Na concepção sócio-histórica de educação, o brincar é contemplado como atividade fundamental, uma vez que representa um espaço privilegiado de interação infantil e de constituição do sujeito criança como sujeito humano, produto e produtor de história e de cultura. A brincadeira é tida como um dos meios de constituição da subjetividade, porque é através dela que as crianças se apropriam da realidade, bem como a assimilam e recriam. Vygotsky (1991), no seu livro “A formação social da mente”, faz uma análise da brincadeira como atividade não apenas social, mas também de natureza e origem específicas, enquanto elementos fundamentais para a construção da personalidade infantil. (Wajskop, 1995.) Tendo em vista o exposto, para que a escola forneça condições que garantam o aparecimento da brincadeira, é necessário que, EXCETO:
- A)O adulto seja sempre um elemento observador e organizador da brincadeira, e nunca um elemento integrante das brincadeiras nem mesmo um personagem que explicita, questiona e enriquece o desenrolar da trama.
Errada, porque o adulto pode sim participar da brincadeira como mediador e parceiro, não sendo proibida sua integração no jogo.
- B)Haja um período em que as crianças e o adulto responsável pelo grupo possam conversar sobre as brincadeiras que vivenciaram, as questões que surgiram, o material que utilizaram, os personagens que assumiram, os colegas com os quais interagiram.
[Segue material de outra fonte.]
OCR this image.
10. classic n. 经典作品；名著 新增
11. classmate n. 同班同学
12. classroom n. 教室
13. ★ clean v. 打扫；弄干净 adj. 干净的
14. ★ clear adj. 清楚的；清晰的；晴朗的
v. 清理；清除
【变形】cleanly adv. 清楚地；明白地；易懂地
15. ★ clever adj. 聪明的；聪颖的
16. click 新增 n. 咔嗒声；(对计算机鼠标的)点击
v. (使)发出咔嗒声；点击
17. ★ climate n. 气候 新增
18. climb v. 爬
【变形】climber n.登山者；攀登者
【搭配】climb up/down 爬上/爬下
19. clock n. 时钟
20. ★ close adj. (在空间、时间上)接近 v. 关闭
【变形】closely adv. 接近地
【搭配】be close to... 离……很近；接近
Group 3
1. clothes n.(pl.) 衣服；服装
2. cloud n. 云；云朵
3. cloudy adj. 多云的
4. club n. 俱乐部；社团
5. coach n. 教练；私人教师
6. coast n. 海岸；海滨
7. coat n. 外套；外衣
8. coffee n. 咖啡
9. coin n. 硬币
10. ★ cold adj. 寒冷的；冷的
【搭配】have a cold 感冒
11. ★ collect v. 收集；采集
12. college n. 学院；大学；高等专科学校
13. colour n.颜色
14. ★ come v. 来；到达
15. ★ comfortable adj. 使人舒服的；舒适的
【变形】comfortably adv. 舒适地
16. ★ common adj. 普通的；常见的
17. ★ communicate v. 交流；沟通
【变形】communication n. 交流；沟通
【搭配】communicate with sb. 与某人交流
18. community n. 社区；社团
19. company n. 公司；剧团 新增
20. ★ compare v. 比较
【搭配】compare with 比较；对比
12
Certa, pois o diálogo posterior ajuda a ressignificar a experiência lúdica e amplia a aprendizagem.
- C)Existam materiais variados, organizados de maneira clara e acessível de acordo com a idade das crianças, de tal forma que possam deflagrar e facilitar o aparecimento das brincadeiras entre as mesmas, tendo em vista o uso coordenado pelo adulto responsável pelo grupo.
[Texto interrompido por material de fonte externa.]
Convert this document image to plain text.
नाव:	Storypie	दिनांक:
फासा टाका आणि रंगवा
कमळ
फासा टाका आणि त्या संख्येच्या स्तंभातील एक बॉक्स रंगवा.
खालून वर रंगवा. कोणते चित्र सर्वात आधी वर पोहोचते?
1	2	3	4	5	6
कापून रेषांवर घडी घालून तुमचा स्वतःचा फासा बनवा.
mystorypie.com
Certa, porque materiais acessíveis e variados favorecem o surgimento e o enriquecimento das brincadeiras.
- D)A brincadeira seja incorporada no currículo como um todo, e as questões envolvidas no seu desenrolar possam fazer parte de pesquisas desenvolvidas em atividades dirigidas pelas crianças; ampliadas através de passeios, observação da natureza, projeção de vídeos, atividades envolvendo escuta de música, leitura.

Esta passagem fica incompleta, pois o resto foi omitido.